Consejos básicos para limpiar tu barco
Una exhaustiva limpieza de la embarcación tras el verano
es una forma de conservarla en las mejores condiciones, mantenerla atractiva, y simplificar la puesta a punto futura.

La cantidad de trabajos dependerá mucho de la eslora y tipo de barco, pero también del uso que le damos. Tanto las embarcaciones que navegan solo en verano como aquellas que lo hacen todo el año, necesitan una profunda limpieza interior y exterior periódicamente. Los metales, maderas, cristales, gel coats, neveras, cofres y compartimentos, motores fuera borda, colchonetas de sol tapicerías exteriores, equipos de buceo y accesorios de ski, ropa de cama y prendas de vestir, moquetas interiores y tapizados, sentinas interiores y sala de máquinas, baños, circuitos de agua, equipos de aire a condicionado, motores, generador, grupos de frío… todo requiere, en mayor o menor medida, de una limpieza.
Volvemos a repetir que las esloras de las embarcaciones y el uso que le damos a nuestra embarcación, determina la profundidad y extensión del mantenimiento post temporada, ya que nunca será igual un barco de 6 m que se inverna en un garaje, que otro barco que no cesa de navegar, sea porque realice regatas o chárter todo el año. En cualquier caso hay unas obligadas tareas básicas, comunes a todos ellos, que ahora detallamos. Si no tenemos tiempo para hacerlo nosotros mismos, siempre se puede acudir a una empresa especializada en servicios de limpieza de embarcaciones.
1. La limpieza
Esta es una de las tareas más importantes ya que si la omitimos, la humedad, la sal y la falta de ventilación pueden causar estragos cuando necesitemos utilizar nuestra embarcación de nuevo.
Podemos realizar nosotros mismos una limpieza profunda, como las que realizamos en casa, exceptuando algunos materiales que, por requerir técnicas especializadas, o por su tamaño, deben ser hechas preferentemente por profesionales. Nos referimos a aspectos como las velas, lonas de gran tamaño, cabuyería, colchones, colchonetas…
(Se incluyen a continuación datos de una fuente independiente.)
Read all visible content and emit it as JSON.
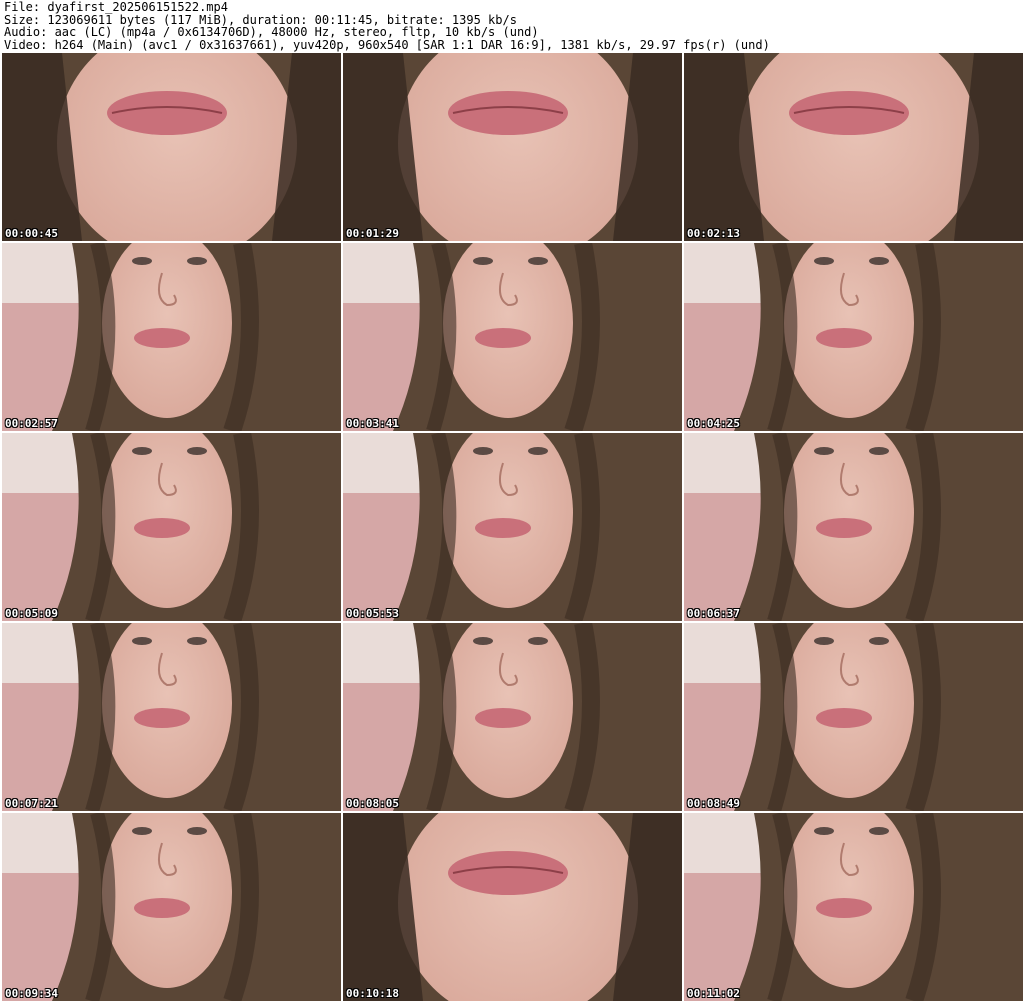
{
  "header": {
    "line1": "File: dyafirst_202506151522.mp4",
    "line2": "Size: 123069611 bytes (117 MiB), duration: 00:11:45, bitrate: 1395 kb/s",
    "line3": "Audio: aac (LC) (mp4a / 0x6134706D), 48000 Hz, stereo, fltp, 10 kb/s (und)",
    "line4": "Video: h264 (Main) (avc1 / 0x31637661), yuv420p, 960x540 [SAR 1:1 DAR 16:9], 1381 kb/s, 29.97 fps(r) (und)"
  },
  "colors": {
    "skin": "#d9a89a",
    "skin_light": "#e8c2b5",
    "hair": "#5a4636",
    "hair_dark": "#3a2c22",
    "lips": "#c9707a",
    "background_light": "#e9dcd8",
    "pillow": "#cf9a9a"
  },
  "frames": [
    {
      "timestamp": "00:00:45",
      "view": "closeup"
    },
    {
      "timestamp": "00:01:29",
      "view": "closeup"
    },
    {
      "timestamp": "00:02:13",
      "view": "closeup"
    },
    {
      "timestamp": "00:02:57",
      "view": "face"
    },
    {
      "timestamp": "00:03:41",
      "view": "face"
    },
    {
      "timestamp": "00:04:25",
      "view": "face"
    },
    {
      "timestamp": "00:05:09",
      "view": "face"
    },
    {
      "timestamp": "00:05:53",
      "view": "face"
    },
    {
      "timestamp": "00:06:37",
      "view": "face"
    },
    {
      "timestamp": "00:07:21",
      "view": "face"
    },
    {
      "timestamp": "00:08:05",
      "view": "face"
    },
    {
      "timestamp": "00:08:49",
      "view": "face"
    },
    {
      "timestamp": "00:09:34",
      "view": "face"
    },
    {
      "timestamp": "00:10:18",
      "view": "closeup"
    },
    {
      "timestamp": "00:11:02",
      "view": "face"
    }
  ]
}
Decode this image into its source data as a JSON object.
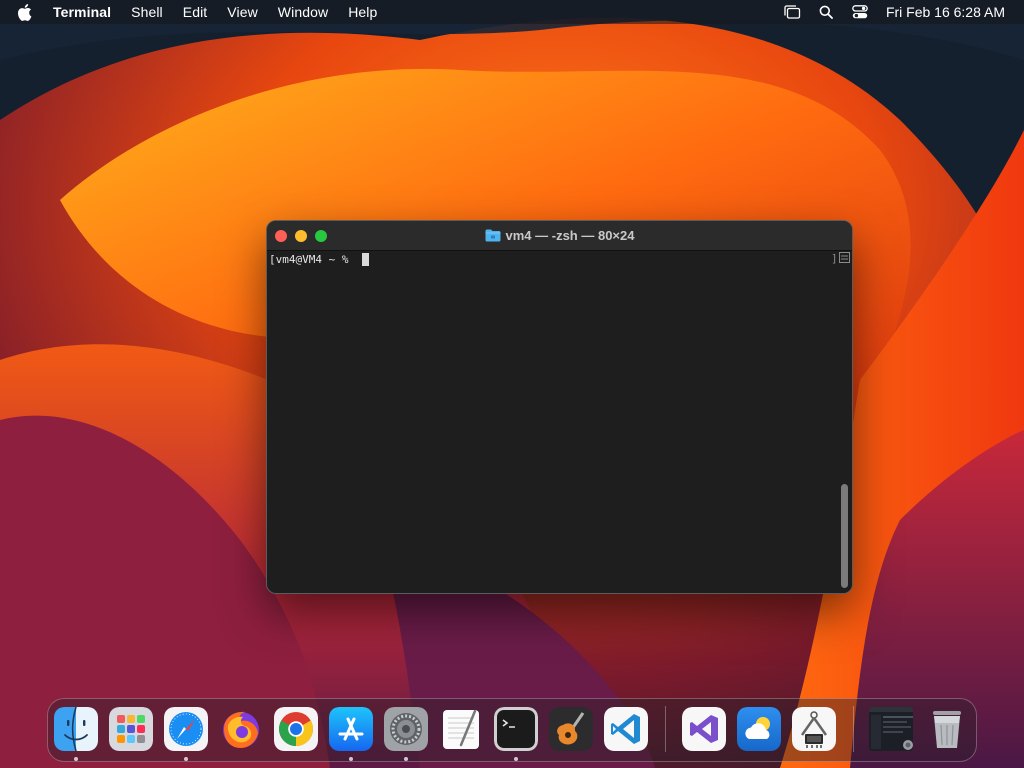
{
  "menubar": {
    "apple_icon": "apple-logo-icon",
    "app_name": "Terminal",
    "menus": [
      "Shell",
      "Edit",
      "View",
      "Window",
      "Help"
    ],
    "status_icons": [
      "stage-manager-icon",
      "spotlight-search-icon",
      "control-center-icon"
    ],
    "clock": "Fri Feb 16  6:28 AM"
  },
  "terminal": {
    "title": "vm4 — -zsh — 80×24",
    "title_icon": "folder-icon",
    "prompt": "[vm4@VM4 ~ % ",
    "colors": {
      "background": "#1e1e1e",
      "titlebar": "#2b2b2b",
      "text": "#e8e8e8"
    }
  },
  "dock": {
    "apps": [
      {
        "name": "Finder",
        "icon": "finder-icon",
        "running": true
      },
      {
        "name": "Launchpad",
        "icon": "launchpad-icon",
        "running": false
      },
      {
        "name": "Safari",
        "icon": "safari-icon",
        "running": true
      },
      {
        "name": "Firefox",
        "icon": "firefox-icon",
        "running": false
      },
      {
        "name": "Google Chrome",
        "icon": "chrome-icon",
        "running": false
      },
      {
        "name": "App Store",
        "icon": "app-store-icon",
        "running": true
      },
      {
        "name": "System Settings",
        "icon": "system-settings-icon",
        "running": true
      },
      {
        "name": "TextEdit",
        "icon": "textedit-icon",
        "running": false
      },
      {
        "name": "Terminal",
        "icon": "terminal-icon",
        "running": true
      },
      {
        "name": "GarageBand",
        "icon": "garageband-icon",
        "running": false
      },
      {
        "name": "Visual Studio Code",
        "icon": "vscode-icon",
        "running": false
      },
      {
        "name": "Visual Studio",
        "icon": "visual-studio-icon",
        "running": false
      },
      {
        "name": "Weather",
        "icon": "weather-icon",
        "running": false
      },
      {
        "name": "System Information",
        "icon": "system-information-icon",
        "running": false
      },
      {
        "name": "Recent Window",
        "icon": "minimized-window-icon",
        "running": false
      },
      {
        "name": "Trash",
        "icon": "trash-icon",
        "running": false
      }
    ]
  }
}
Una limpieza anual exhaustiva ayuda a conservar y mantener el esplendor de cualquier embarcación
2. Los exteriores
¿Qué se necesita? Manguera con boquilla para regular el caudal, cubo, cepillo de dureza media, bayeta absorbente, un cepillo pequeño para rincones, o cepillo de dientes viejo para detalles, trapos secos de algodón y una manopla o guante de micro fibra (muy recomendable). En cuanto a los productos: un jabón de ph neutro o jabón de baldeo, desengrasante, desoxidantes, pulimento de metales y blanqueador de gel- coat, en caso de que éste esté amarillento o haya suciedad extrema.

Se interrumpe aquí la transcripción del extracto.